The first prize of K100,000 went to Thiha (Sakhan Thit), while three second place prizes (K50,000) were handed out, to Thiha (Sakhan Thit), Maw Mee Kyiang and Maung Shwe Win. Thar Oo was awarded a K30,000 consolation prize.
Thiha (Sakhan Thit) told The Myanmar Times that his winning cartoon was aimed at “showing the decline of the justice pillar in Myanmar”.
“I drew a cartoon about the lawyers in our country. It’s the job of lawyers to turn big cases into smaller cases, and to make smaller cases disappear. One of the lawyers says in my sketch that if all the cases disappeared, they wouldn’t have anything to do,” he explained.
One of the event’s organisers, U Khin Hlaing (Zawtika), said satirical cartoons were a suitable way to illustrate public sentiments and feelings.
“Many people don’t have time to read a long article, but a cartoonist can clearly convey an idea with one sketch, which is why I chose to hold this contest as part of the book club celebration,” he said.
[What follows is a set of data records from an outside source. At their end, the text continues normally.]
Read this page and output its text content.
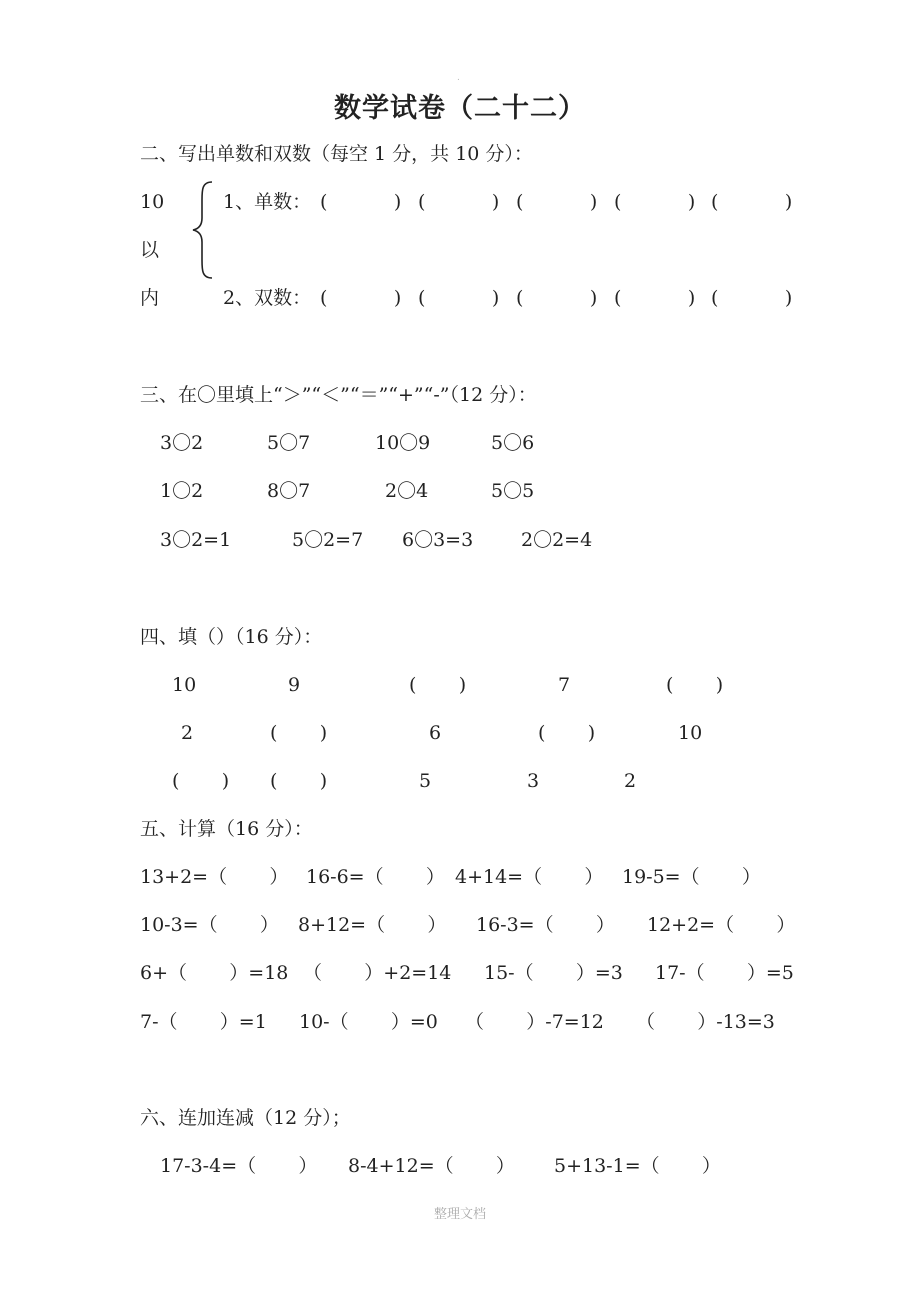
.
数学试卷（二十二）
二、写出单数和双数（每空 1 分，共 10 分）：
10
以
内
1、单数： (           ) (           ) (           ) (           ) (           )
2、双数： (           ) (           ) (           ) (           ) (           )
三、在〇里填上“＞”“＜”“＝”“+”“-”（12 分）：
3〇2	5〇7	10〇9	5〇6
1〇2	8〇7	2〇4	5〇5
3〇2=1	5〇2=7 6〇3=3	2〇2=4
四、填（）（16 分）：
10	9	(       )	7	(       )
2	(       )	6	(       )	10
(       ) (       )	5	3	2
五、计算（16 分）：
13+2=（       ） 16-6=（       ） 4+14=（       ） 19-5=（       ）
10-3=（       ） 8+12=（       ） 16-3=（       ） 12+2=（       ）
6+（       ）=18 （       ）+2=14 15-（       ）=3 17-（       ）=5
7-（       ）=1 10-（       ）=0 （       ）-7=12 （       ）-13=3
六、连加连减（12 分）；
17-3-4=（       ） 8-4+12=（       ） 5+13-1=（       ）
整理文档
U Khin Hlaing (Zawtika) also used the occasion of the anniversary to announce the re-launch of the Nagani Book Club, which had been defunct since it closed in 1941. During its four-year existence, the club published 70 books, mostly on politics.
In a lecture delivered at the ceremony, Aw Pe Kye said cartoons have been published in Myanmar since U Ba Ka Lay started in 1915.
“Our country has just passed through a 50-year era of anarchy, so we are far behind in every sector, including cartoons. But we were not behind other countries at the beginning,” Aw Pe Kye told The Myanmar Times after the lecture.
He said the most important characteristic for cartoonists is the ability to see situations in-depth and as they really are.
“If cartoonists can’t see accurately, then whatever information they give to the public will be wrong. We are trying to reflect reality and to help responsible people to see the difference between right and wrong,” he said.
“A cartoonist will only become good when he can show the cancer inside, even though it looks fine from outside.”
Aw Pe Kye said one of the main challenges for cartoonists in Myanmar was getting accurate, transparent information from authorities.
“If they can get the true information in a transparent way from authorities, cartoonists in Myanmar will also dare to draw and take responsibility for their creations to directly reflect reality, like in other countries. But at the moment we still have no chance to do that,” he said.
“I understand that the government needs to keep some information secret for the safety of the country, but the public needs to know some information for our safety as well. But there is still no transparency, and we still can’t get correct information about our own country.”